To solve these problems, we need to standardize the values and use the standard normal distribution table.

a. To compute P(Y ≤ 8.7), we need to find the z-value corresponding to x = 8.7 first. We can standardize x using the formula:
z = (x - μ) / σ = (8.7 - 2.0) / 0.9 = 7.77

Using the z-table, the probability corresponding to a z-value of 7.77 is very close to 1.0. Therefore, P(Y ≤ 8.7) is approximately 1.0000.

b. To compute P(8.7 < Y < 9.6), we need to find the z-values corresponding to x = 8.7 and x = 9.6.

For x = 8.7:
z1 = (8.7 - 2.0) / 0.9 = 7.77

For x = 9.6:
z2 = (9.6 - 2.0) / 0.9 = 9.33

Using the z-table, the probability corresponding to z1 = 7.77 is very close to 1.0 and the probability corresponding to z2 = 9.33 is very close to 1.0. Therefore, P(8.7 < Y < 9.6) is approximately 1.0000.

c. To compute the 60th percentile of Y, we need to find the corresponding z-value. The 60th percentile means there is a 60% probability that the value of Y is below this percentile.

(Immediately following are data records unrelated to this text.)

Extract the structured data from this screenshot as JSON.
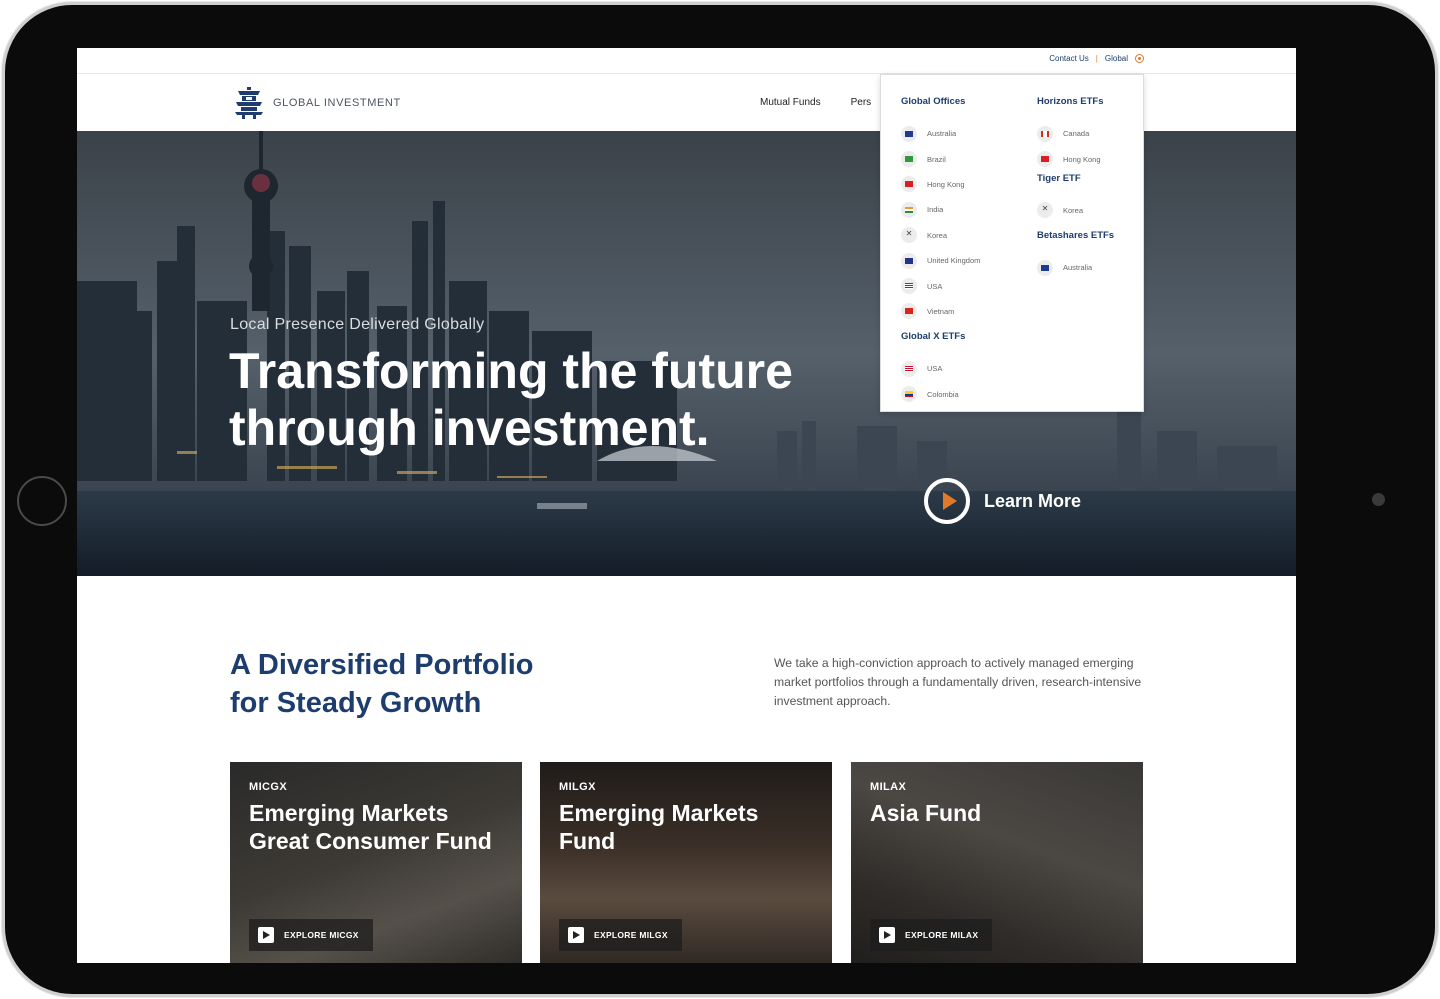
{
  "utility": {
    "contact_label": "Contact Us",
    "separator": "|",
    "region_label": "Global"
  },
  "brand": {
    "name": "GLOBAL INVESTMENT"
  },
  "nav": {
    "items": [
      "Mutual Funds",
      "Pers"
    ]
  },
  "hero": {
    "kicker": "Local Presence Delivered Globally",
    "title": "Transforming the future through investment.",
    "cta_label": "Learn More"
  },
  "region_menu": {
    "groups": [
      {
        "heading": "Global Offices",
        "items": [
          "Australia",
          "Brazil",
          "Hong Kong",
          "India",
          "Korea",
          "United Kingdom",
          "USA",
          "Vietnam"
        ]
      },
      {
        "heading": "Global X ETFs",
        "items": [
          "USA",
          "Colombia"
        ]
      },
      {
        "heading": "Horizons ETFs",
        "items": [
          "Canada",
          "Hong Kong"
        ]
      },
      {
        "heading": "Tiger ETF",
        "items": [
          "Korea"
        ]
      },
      {
        "heading": "Betashares ETFs",
        "items": [
          "Australia"
        ]
      }
    ]
  },
  "intro": {
    "title_line1": "A Diversified Portfolio",
    "title_line2": "for Steady Growth",
    "description": "We take a high-conviction approach to actively managed emerging market portfolios through a fundamentally driven, research-intensive investment approach."
  },
  "funds": [
    {
      "ticker": "MICGX",
      "name": "Emerging Markets Great Consumer Fund",
      "cta": "EXPLORE MICGX"
    },
    {
      "ticker": "MILGX",
      "name": "Emerging Markets Fund",
      "cta": "EXPLORE MILGX"
    },
    {
      "ticker": "MILAX",
      "name": "Asia Fund",
      "cta": "EXPLORE MILAX"
    }
  ],
  "colors": {
    "brand_navy": "#1c3d6e",
    "accent_orange": "#e07a2a"
  }
}
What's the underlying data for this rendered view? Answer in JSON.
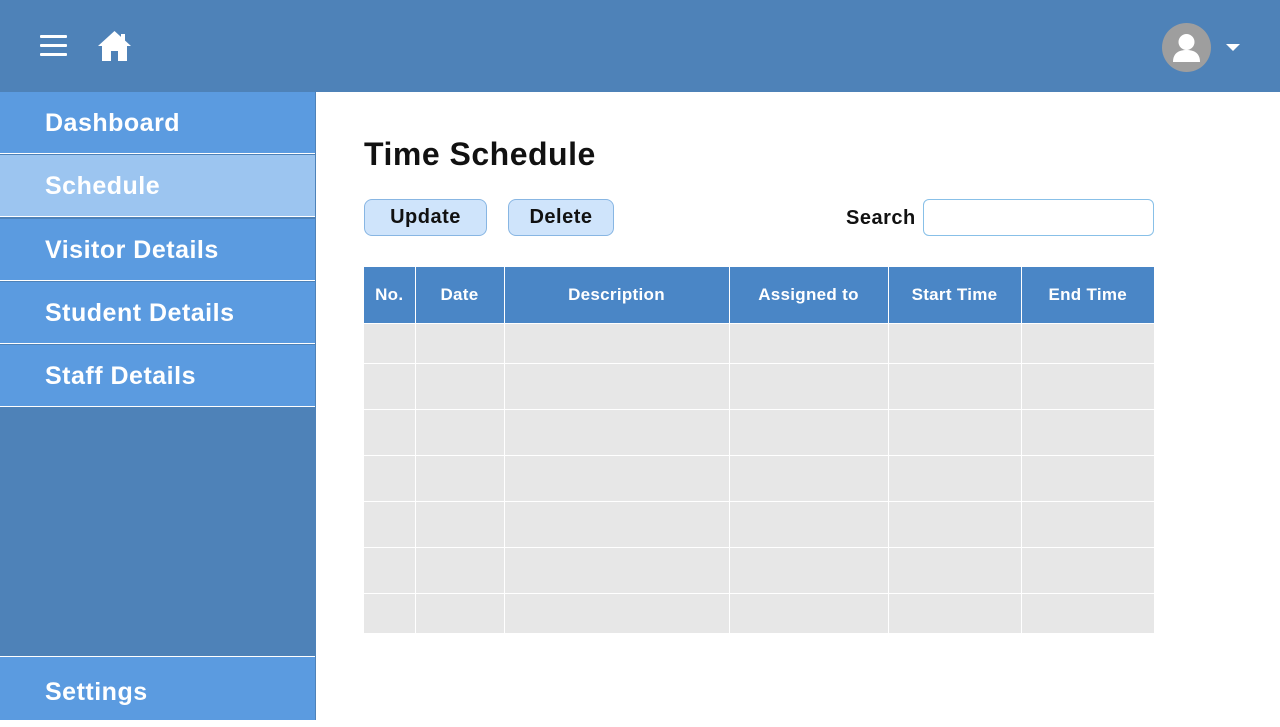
{
  "header": {
    "menu_icon": "hamburger-menu-icon",
    "home_icon": "home-icon",
    "avatar_icon": "user-avatar-icon",
    "dropdown_icon": "caret-down-icon",
    "colors": {
      "bar": "#4e82b8",
      "avatar": "#9e9e9e"
    }
  },
  "sidebar": {
    "items": [
      {
        "label": "Dashboard",
        "active": false
      },
      {
        "label": "Schedule",
        "active": true
      },
      {
        "label": "Visitor Details",
        "active": false
      },
      {
        "label": "Student Details",
        "active": false
      },
      {
        "label": "Staff Details",
        "active": false
      }
    ],
    "settings_label": "Settings",
    "colors": {
      "item": "#5b9be0",
      "active_item": "#9cc5f0",
      "background": "#4e82b8"
    }
  },
  "main": {
    "title": "Time Schedule",
    "buttons": {
      "update": "Update",
      "delete": "Delete"
    },
    "search": {
      "label": "Search",
      "value": "",
      "placeholder": ""
    },
    "table": {
      "columns": [
        "No.",
        "Date",
        "Description",
        "Assigned to",
        "Start Time",
        "End Time"
      ],
      "rows": [
        [
          "",
          "",
          "",
          "",
          "",
          ""
        ],
        [
          "",
          "",
          "",
          "",
          "",
          ""
        ],
        [
          "",
          "",
          "",
          "",
          "",
          ""
        ],
        [
          "",
          "",
          "",
          "",
          "",
          ""
        ],
        [
          "",
          "",
          "",
          "",
          "",
          ""
        ],
        [
          "",
          "",
          "",
          "",
          "",
          ""
        ],
        [
          "",
          "",
          "",
          "",
          "",
          ""
        ]
      ],
      "colors": {
        "header": "#4a86c6",
        "cell": "#e7e7e7"
      }
    }
  }
}
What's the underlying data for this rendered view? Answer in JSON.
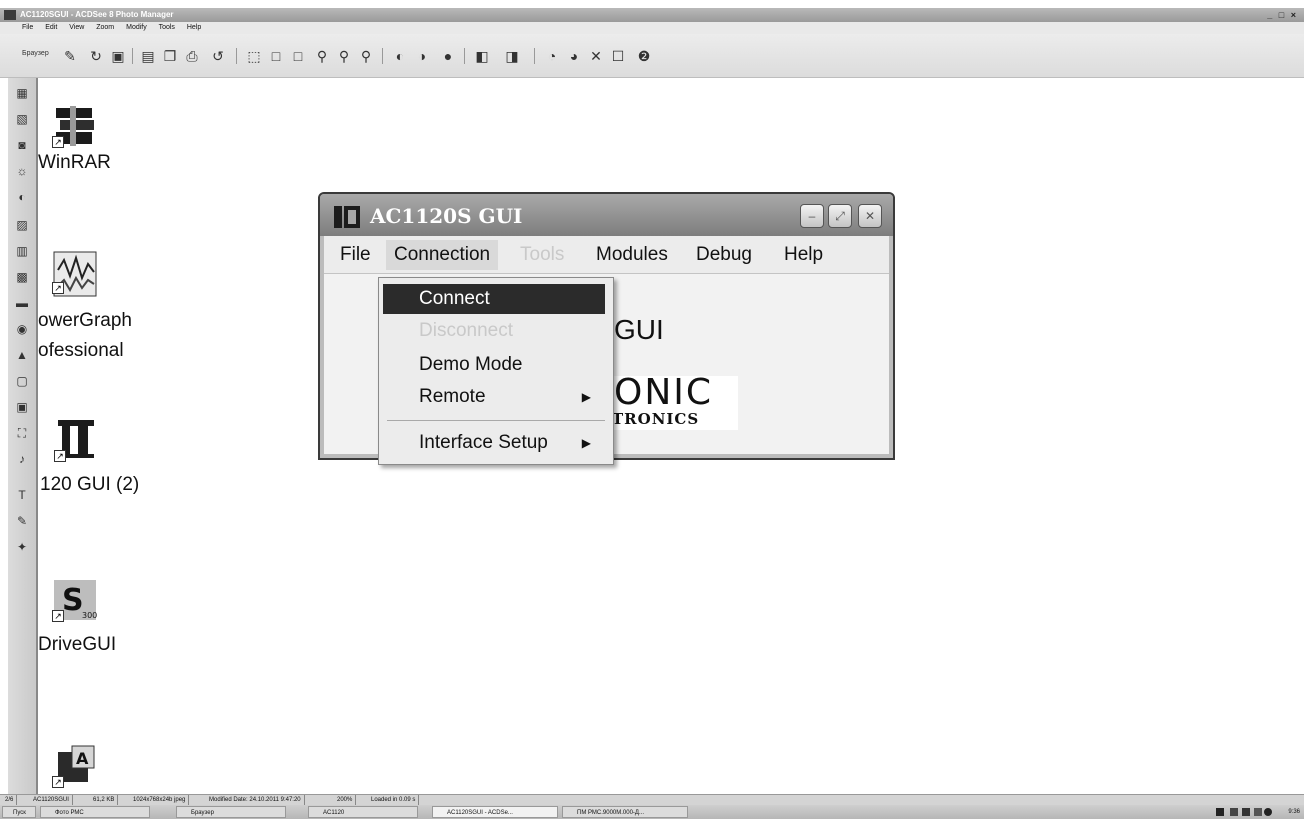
{
  "acdsee": {
    "title": "AC1120SGUI - ACDSee 8 Photo Manager",
    "window_controls": "_ □ ×",
    "menu": [
      "File",
      "Edit",
      "View",
      "Zoom",
      "Modify",
      "Tools",
      "Help"
    ],
    "browse_label": "Браузер"
  },
  "desktop": {
    "icons": [
      {
        "label": "WinRAR"
      },
      {
        "label": "owerGraph",
        "label2": "ofessional"
      },
      {
        "label": "120 GUI (2)"
      },
      {
        "label": "DriveGUI"
      },
      {
        "label": ""
      }
    ]
  },
  "window": {
    "title": "AC1120S GUI",
    "menu": {
      "file": "File",
      "connection": "Connection",
      "tools": "Tools",
      "modules": "Modules",
      "debug": "Debug",
      "help": "Help"
    },
    "body_text": "GUI",
    "brand_top": "ONIC",
    "brand_bottom": "TRONICS"
  },
  "dropdown": {
    "connect": "Connect",
    "disconnect": "Disconnect",
    "demo_mode": "Demo Mode",
    "remote": "Remote",
    "interface_setup": "Interface Setup"
  },
  "statusbar": {
    "index": "2/6",
    "filename": "AC1120SGUI",
    "size": "61,2 KB",
    "dimensions": "1024x768x24b jpeg",
    "modified": "Modified Date: 24.10.2011 9:47:20",
    "zoom": "200%",
    "loaded": "Loaded in 0.09 s"
  },
  "taskbar": {
    "start": "Пуск",
    "items": [
      "Фото РМС",
      "Браузер",
      "AC1120",
      "AC1120SGUI - ACDSe...",
      "ПМ РМС.9000М.000-Д..."
    ],
    "clock": "9:36"
  },
  "colors": {
    "highlight": "#2b2b2b",
    "disabled_text": "#c9c9c9"
  }
}
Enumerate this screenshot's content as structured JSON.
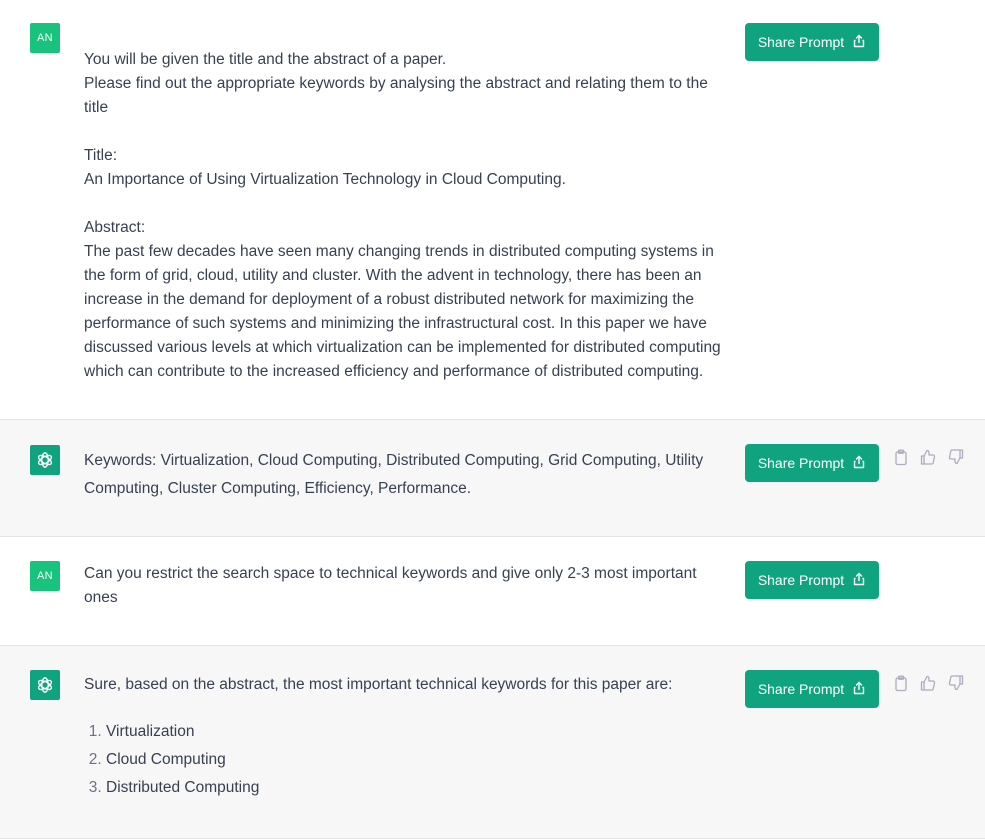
{
  "share_label": "Share Prompt",
  "avatar_user_initials": "AN",
  "colors": {
    "brand": "#10a37f",
    "user_avatar": "#19c37d",
    "bot_bg": "#f7f7f8"
  },
  "messages": [
    {
      "role": "user",
      "lines": [
        "You will be given the title and the abstract of a paper.",
        "Please find out the appropriate keywords by analysing the abstract and relating them to the title",
        "",
        "Title:",
        "An Importance of Using Virtualization Technology in Cloud Computing.",
        "",
        "Abstract:",
        "The past few decades have seen many changing trends in distributed computing systems in the form of grid, cloud, utility and cluster. With the advent in technology, there has been an increase in the demand for deployment of a robust distributed network for maximizing the performance of such systems and minimizing the infrastructural cost. In this paper we have discussed various levels at which virtualization can be implemented for distributed computing which can contribute to the increased efficiency and performance of distributed computing."
      ]
    },
    {
      "role": "assistant",
      "text": "Keywords: Virtualization, Cloud Computing, Distributed Computing, Grid Computing, Utility Computing, Cluster Computing, Efficiency, Performance."
    },
    {
      "role": "user",
      "text": "Can you restrict the search space to technical keywords and give only 2-3 most important ones"
    },
    {
      "role": "assistant",
      "intro": "Sure, based on the abstract, the most important technical keywords for this paper are:",
      "list": [
        "Virtualization",
        "Cloud Computing",
        "Distributed Computing"
      ]
    }
  ],
  "icons": [
    "openai-logo-icon",
    "share-icon",
    "clipboard-icon",
    "thumbs-up-icon",
    "thumbs-down-icon"
  ]
}
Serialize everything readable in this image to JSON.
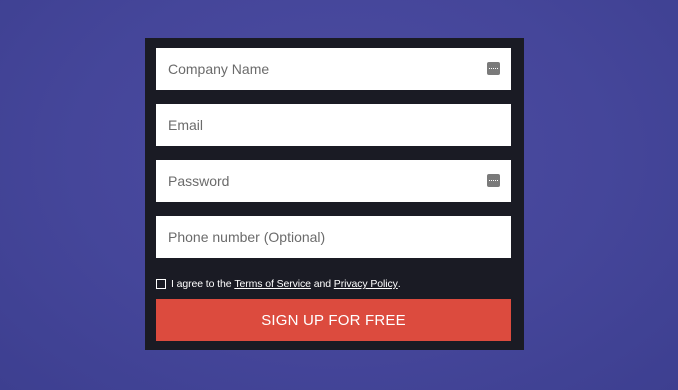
{
  "form": {
    "fields": [
      {
        "placeholder": "Company Name",
        "value": "",
        "has_password_icon": true
      },
      {
        "placeholder": "Email",
        "value": "",
        "has_password_icon": false
      },
      {
        "placeholder": "Password",
        "value": "",
        "has_password_icon": true
      },
      {
        "placeholder": "Phone number (Optional)",
        "value": "",
        "has_password_icon": false
      }
    ],
    "agree": {
      "prefix": "I agree to the",
      "terms_link": "Terms of Service",
      "and": "and",
      "privacy_link": "Privacy Policy",
      "suffix": ".",
      "checked": false
    },
    "submit_label": "SIGN UP FOR FREE"
  },
  "colors": {
    "background": "#45469a",
    "panel": "#1a1b24",
    "button": "#dc4b3e",
    "field": "#ffffff"
  },
  "icons": {
    "field_icon": "password-manager-icon"
  }
}
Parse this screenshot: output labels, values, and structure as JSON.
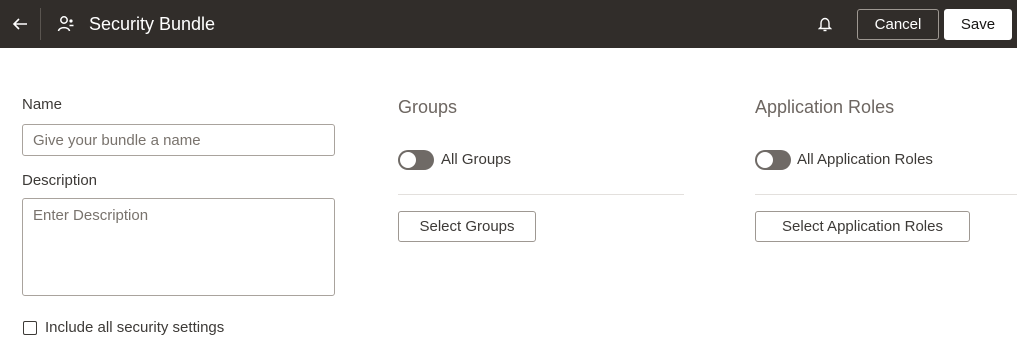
{
  "header": {
    "title": "Security Bundle",
    "cancel_label": "Cancel",
    "save_label": "Save",
    "icons": {
      "back": "back-arrow-icon",
      "title": "users-icon",
      "notifications": "bell-icon"
    }
  },
  "form": {
    "name_label": "Name",
    "name_placeholder": "Give your bundle a name",
    "name_value": "",
    "description_label": "Description",
    "description_placeholder": "Enter Description",
    "description_value": "",
    "include_all_label": "Include all security settings",
    "include_all_checked": false
  },
  "groups": {
    "heading": "Groups",
    "toggle_label": "All Groups",
    "toggle_on": false,
    "select_button_label": "Select Groups"
  },
  "roles": {
    "heading": "Application Roles",
    "toggle_label": "All Application Roles",
    "toggle_on": false,
    "select_button_label": "Select Application Roles"
  },
  "colors": {
    "header_bg": "#312d2a",
    "toggle_off": "#6f6a66",
    "heading_text": "#6d6661"
  }
}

Using the z-table, we need to find the z-value that corresponds to a cumulative probability of 0.60. The closest value to 0.60 in the table is 0.5793, which corresponds to a z-value of 0.25.

To find the x-value, we can use the formula for standardizing a variable:
z = (x - μ) / σ

Rearranging the formula to solve for x:
x = z * σ + μ
x = 0.25 * 0.9 + 2.0
x ≈ 2.225

Therefore, the 60th percentile of Y is approximately 2.225.